Sharko téléphona à son divisionnaire, qui était au 36, et entra dans le vif du sujet. Il lui expliqua ses découvertes. Il parla de l’entreprise Tadeus, même s’il était persuadé que l’Homme en noir s’était servi de cette entreprise comme couverture. Puis il lui donna les trois adresses différentes de livraison où les échantillons de grippe des oiseaux avaient atterri.
— Très bien, fit Lamordier. J’appelle immédiatement le juge pour la commission rogatoire, et je mets Casu et Levallois sur le coup. On va faire le tour de ces adresses.

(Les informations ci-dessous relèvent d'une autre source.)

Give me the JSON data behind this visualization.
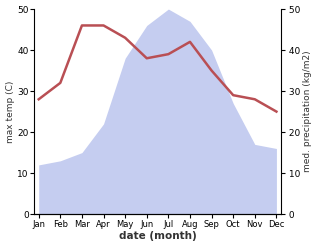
{
  "months": [
    "Jan",
    "Feb",
    "Mar",
    "Apr",
    "May",
    "Jun",
    "Jul",
    "Aug",
    "Sep",
    "Oct",
    "Nov",
    "Dec"
  ],
  "temperature": [
    28,
    32,
    46,
    46,
    43,
    38,
    39,
    42,
    35,
    29,
    28,
    25
  ],
  "precipitation": [
    12,
    13,
    15,
    22,
    38,
    46,
    50,
    47,
    40,
    27,
    17,
    16
  ],
  "temp_color": "#b94f54",
  "precip_fill_color": "#c5cdf0",
  "ylim_left": [
    0,
    50
  ],
  "ylim_right": [
    0,
    50
  ],
  "ylabel_left": "max temp (C)",
  "ylabel_right": "med. precipitation (kg/m2)",
  "xlabel": "date (month)",
  "bg_color": "#ffffff",
  "figsize": [
    3.18,
    2.47
  ],
  "dpi": 100
}
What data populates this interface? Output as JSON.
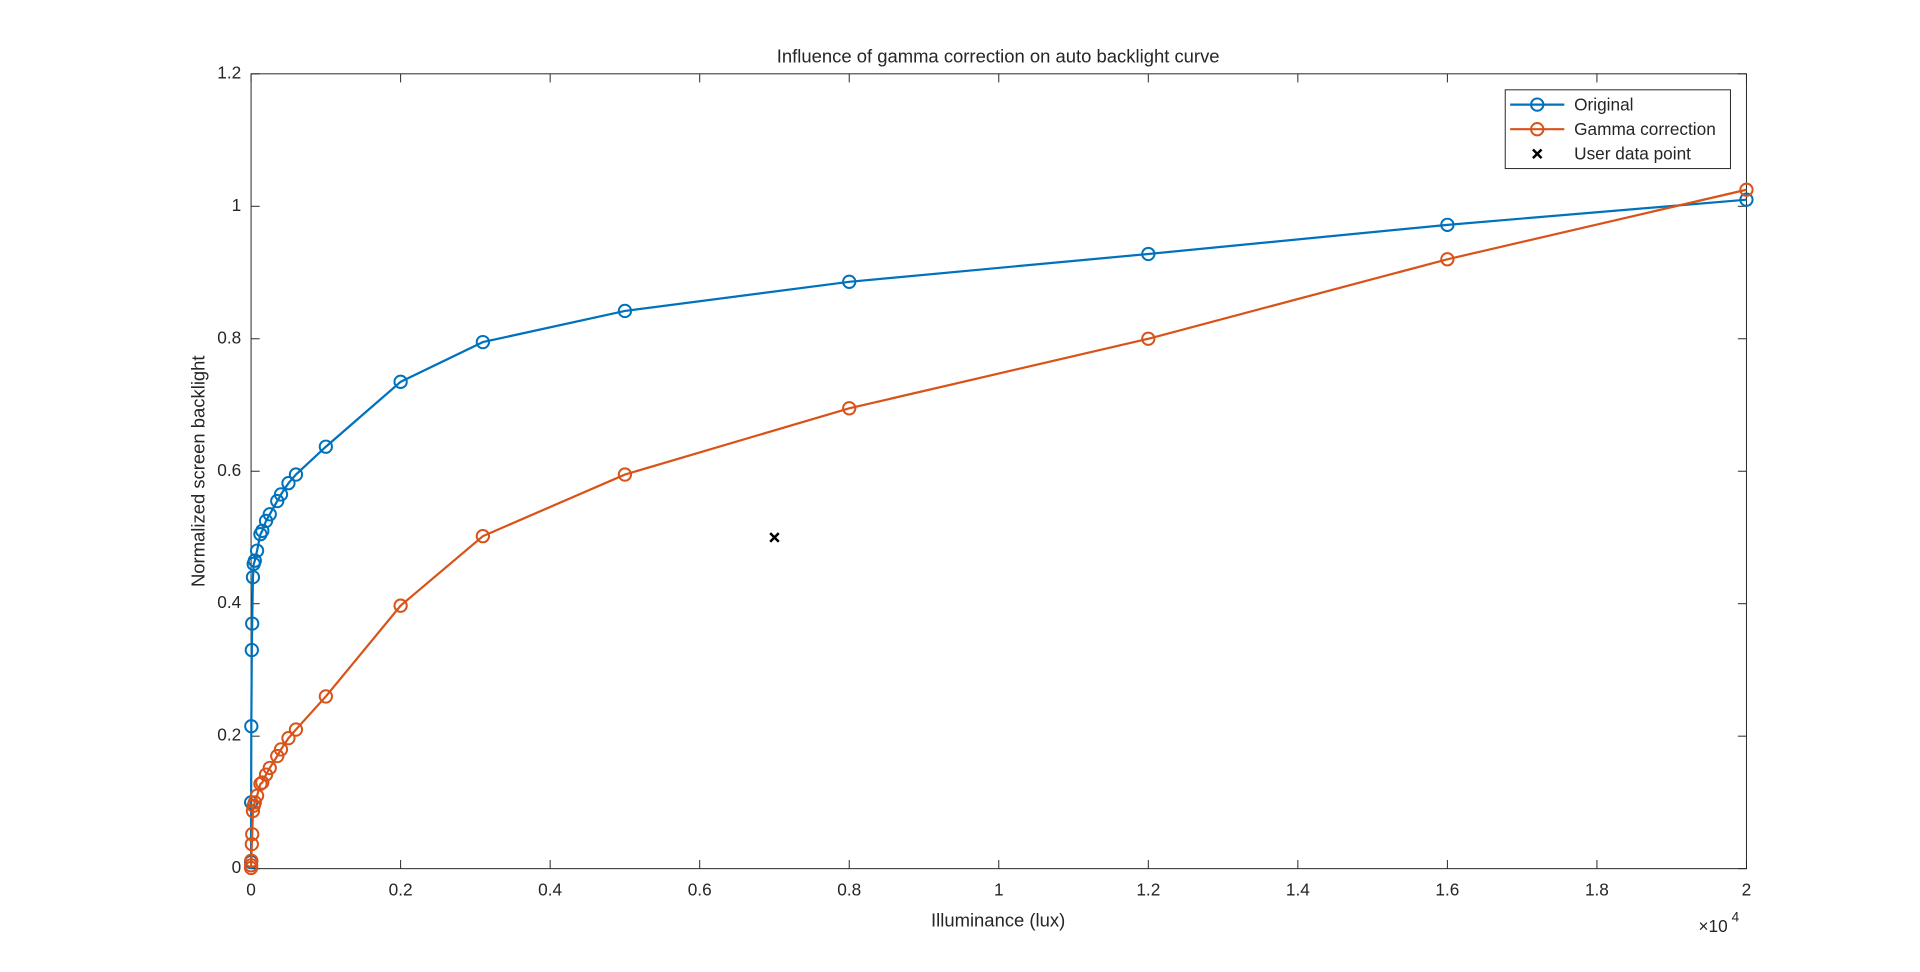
{
  "chart_data": {
    "type": "line",
    "title": "Influence of gamma correction on auto backlight curve",
    "xlabel": "Illuminance (lux)",
    "ylabel": "Normalized screen backlight",
    "x_exponent": "×10",
    "x_exponent_power": "4",
    "x": [
      0,
      1,
      3,
      10,
      15,
      25,
      35,
      50,
      80,
      125,
      150,
      200,
      250,
      350,
      400,
      500,
      600,
      1000,
      2000,
      3100,
      5000,
      8000,
      12000,
      16000,
      20000
    ],
    "series": [
      {
        "name": "Original",
        "color": "#0072BD",
        "marker": "o",
        "values": [
          0.01,
          0.1,
          0.215,
          0.33,
          0.37,
          0.44,
          0.46,
          0.465,
          0.48,
          0.505,
          0.51,
          0.525,
          0.535,
          0.555,
          0.565,
          0.582,
          0.595,
          0.637,
          0.735,
          0.795,
          0.842,
          0.886,
          0.928,
          0.972,
          1.01
        ]
      },
      {
        "name": "Gamma correction",
        "color": "#D95319",
        "marker": "o",
        "values": [
          0.001,
          0.005,
          0.012,
          0.037,
          0.052,
          0.087,
          0.095,
          0.1,
          0.11,
          0.128,
          0.13,
          0.142,
          0.152,
          0.17,
          0.18,
          0.197,
          0.21,
          0.26,
          0.397,
          0.502,
          0.595,
          0.695,
          0.8,
          0.92,
          1.025
        ]
      },
      {
        "name": "User data point",
        "color": "#000000",
        "marker": "x",
        "x": [
          7000
        ],
        "values": [
          0.5
        ]
      }
    ],
    "xlim": [
      0,
      20000
    ],
    "xticks": [
      0,
      {
        "value": 2000,
        "label": "0.2"
      },
      {
        "value": 4000,
        "label": "0.4"
      },
      {
        "value": 6000,
        "label": "0.6"
      },
      {
        "value": 8000,
        "label": "0.8"
      },
      {
        "value": 10000,
        "label": "1"
      },
      {
        "value": 12000,
        "label": "1.2"
      },
      {
        "value": 14000,
        "label": "1.4"
      },
      {
        "value": 16000,
        "label": "1.6"
      },
      {
        "value": 18000,
        "label": "1.8"
      },
      {
        "value": 20000,
        "label": "2"
      }
    ],
    "ylim": [
      0,
      1.2
    ],
    "yticks": [
      0,
      0.2,
      0.4,
      0.6,
      0.8,
      1,
      1.2
    ],
    "grid": false,
    "legend": "northeast"
  }
}
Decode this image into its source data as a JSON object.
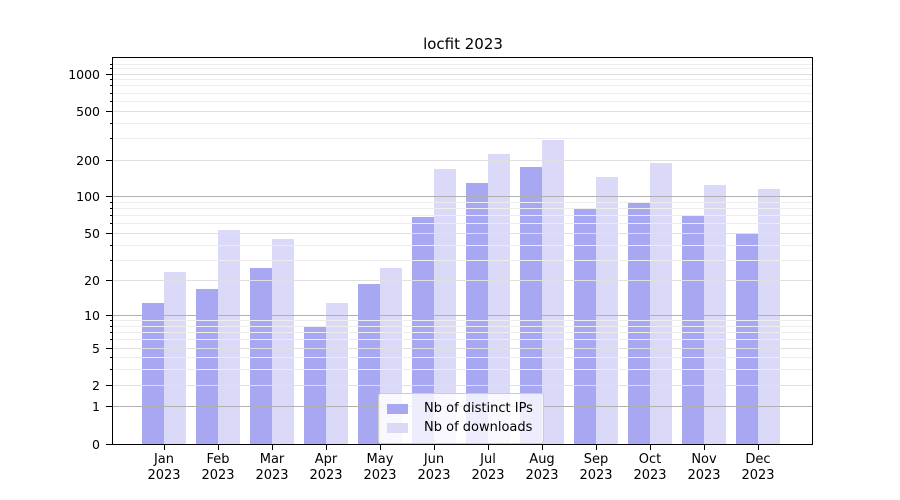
{
  "chart_data": {
    "type": "bar",
    "title": "locfit 2023",
    "year_label": "2023",
    "months": [
      "Jan",
      "Feb",
      "Mar",
      "Apr",
      "May",
      "Jun",
      "Jul",
      "Aug",
      "Sep",
      "Oct",
      "Nov",
      "Dec"
    ],
    "categories": [
      "Jan 2023",
      "Feb 2023",
      "Mar 2023",
      "Apr 2023",
      "May 2023",
      "Jun 2023",
      "Jul 2023",
      "Aug 2023",
      "Sep 2023",
      "Oct 2023",
      "Nov 2023",
      "Dec 2023"
    ],
    "series": [
      {
        "name": "Nb of distinct IPs",
        "color": "#a7a7f2",
        "values": [
          13,
          17,
          26,
          8,
          19,
          68,
          130,
          175,
          81,
          89,
          70,
          50
        ]
      },
      {
        "name": "Nb of downloads",
        "color": "#dadaf8",
        "values": [
          24,
          53,
          45,
          13,
          26,
          170,
          225,
          290,
          145,
          188,
          126,
          115
        ]
      }
    ],
    "xlabel": "",
    "ylabel": "",
    "yscale": "log10(1+x)",
    "yticks": [
      0,
      1,
      2,
      5,
      10,
      20,
      50,
      100,
      200,
      500,
      1000
    ],
    "ytick_labels": [
      "0",
      "1",
      "2",
      "5",
      "10",
      "20",
      "50",
      "100",
      "200",
      "500",
      "1000"
    ],
    "ylim": [
      0,
      1350
    ],
    "grid": true,
    "legend_position": "lower center",
    "gridline_levels": {
      "dark": [
        1,
        10,
        100
      ],
      "light": [
        2,
        5,
        20,
        50,
        200,
        500,
        1000
      ],
      "minor": [
        3,
        4,
        6,
        7,
        8,
        9,
        30,
        40,
        60,
        70,
        80,
        90,
        300,
        400,
        600,
        700,
        800,
        900,
        1100,
        1200
      ]
    },
    "colors": {
      "axis": "#000000",
      "grid_dark": "#b0b0b0",
      "grid_light": "#e0e0e0",
      "grid_minor": "#ededed",
      "background": "#ffffff"
    }
  }
}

— Jacques Levallois est revenu ?
— Ce matin. Sale tête, encore un peu sonné, mais depuis qu’il a appris pour la compagne de Bellanger, il veut en être. Vu le torpillage de nos effectifs, je prends tout ce qui vient.
— Et la liste des égoutiers, ça donne quelque chose ?
— On est dessus, on fait ce qu’on peut. Avancez votre retour, prenez le premier vol. J’ai des demandes du ministère de l’Intérieur et de la DCRI : il me faudrait pour ce soir des profils les plus précis possibles de cet Homme en noir et du tueur déguisé en oiseau, avec toutes les informations. Je mets Levallois sur le profil du second, occupez-vous de celui de l’Homme en noir. On va diffuser aux différents acteurs de l’enquête, des militaires aux scientifiques. Faisable pour vous dans les délais impartis ?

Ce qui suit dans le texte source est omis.